Remembering the Peterloo Massacre – 200 years on
In 1819, more than 60,000 people from across Greater Manchester gathered in St Peter’s Field to protest for justice, the right to vote and freedom from oppression. Despite their peaceful means, the day was to end bloodshed.
While the crowds listened to renowned orator Henry Hunt’s address, local government forces charged into the crowd on horseback and with swords drawn, injuring 700 and killing 18 men, women and children.
The Peterloo Massacre was to become a defining moment for Britain’s democracy, and over the course of 2019 a number of National Lottery-funded projects have been commemorating the event. Young people have been at the heart of many events and projects for Peterloo 2019, giving them the opportunity to discover more about the historic event and to explore what protest means to them today.
Here are some of the excellent projects we’ve seen take place so far:
Peterloo 2019 Animation – RECLAIM
A group of young people from RECLAIM, a working-class, youth-led campaign organisation, collaborated with Triple Dot Makers to create this animation.
- The project was part of the Peterloo 2019 Learning Programme spearheaded by Manchester Histories in partnership with the People’s History Museum.

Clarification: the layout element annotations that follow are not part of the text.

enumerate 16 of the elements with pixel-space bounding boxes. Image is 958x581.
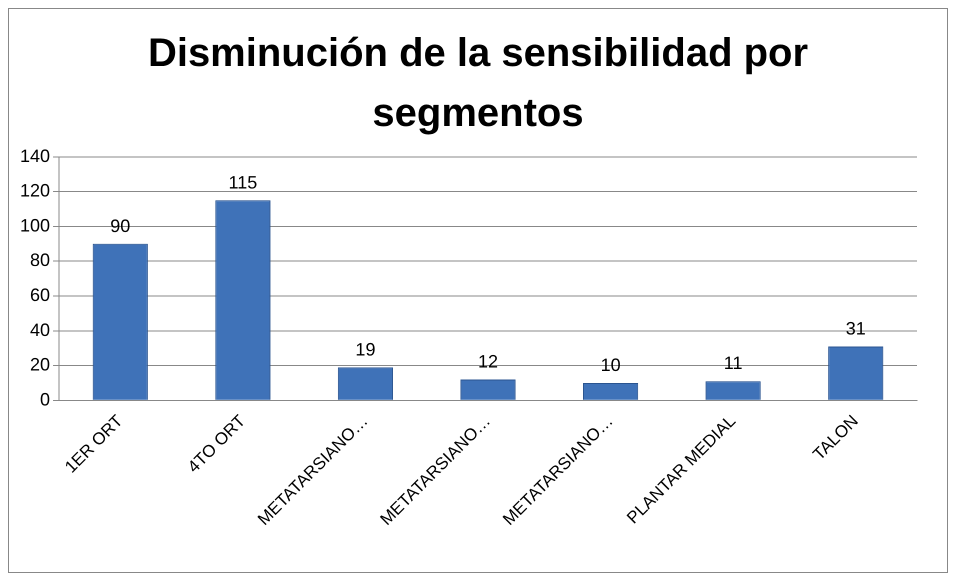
data-label: 11 (724, 353, 742, 374)
y-tick-label: 140 (20, 146, 50, 166)
data-label: 115 (228, 172, 258, 192)
y-tick-label: 120 (20, 180, 50, 201)
data-label: 90 (110, 216, 130, 236)
y-tick-label: 100 (20, 215, 50, 236)
data-label: 31 (846, 318, 866, 338)
data-label: 10 (600, 354, 621, 375)
y-tick-label: 0 (40, 389, 50, 410)
y-tick-label: 60 (30, 284, 50, 305)
y-tick-label: 20 (30, 354, 50, 375)
y-tick-label: 40 (30, 320, 50, 340)
data-label: 19 (355, 339, 376, 360)
data-label: 12 (478, 351, 498, 372)
y-tick-label: 80 (30, 250, 50, 270)
chart-title: Disminución de la sensibilidad por segmentos (146, 30, 810, 137)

Our Sam: The Middleton Man - REELmcr
Radical reformer and writer, Samuel Bamford, led the march from Middleton to St Peter’s Field on 16 August 1819.
The REELmcr project supported young people to go on heritage trails to learn more about their local hero. They then developed a script for a film which tells the story of Samantha, a teenager who brings together the town’s young people, with encouragement from Sam Bamford himself.
Radical Read at Manchester Art Gallery
On 3 July Manchester Art Gallery hosted a celebration event inspired by Peterloo and young people’s involvement in protest over the last 200 years. The evening brought young people together from schools, colleges, youth groups and arts organisations, who presented visitors with poetry, music, theatre performances, stories and more, with the exhibition, Get Together and Get Things Done acting as a fitting backdrop.
- Radical Read's celebration event was supported by The National Lottery Heritage Fund and Arts Council England. It was organised by Read Manchester and Manchester Histories.
HOME BFI Academy 2018 – Freestyle
A collection of young filmmakers came together to explore the themes linked to the Peterloo Massacre – democracy, freedom of speech and protest - from a contemporary perspective. Following an intensive course, the group created Freestyle; a film expressing what freedom of speech means to them. The film premiered at Manchester arts centre HOME and has also been submitted to a number of international film festivals.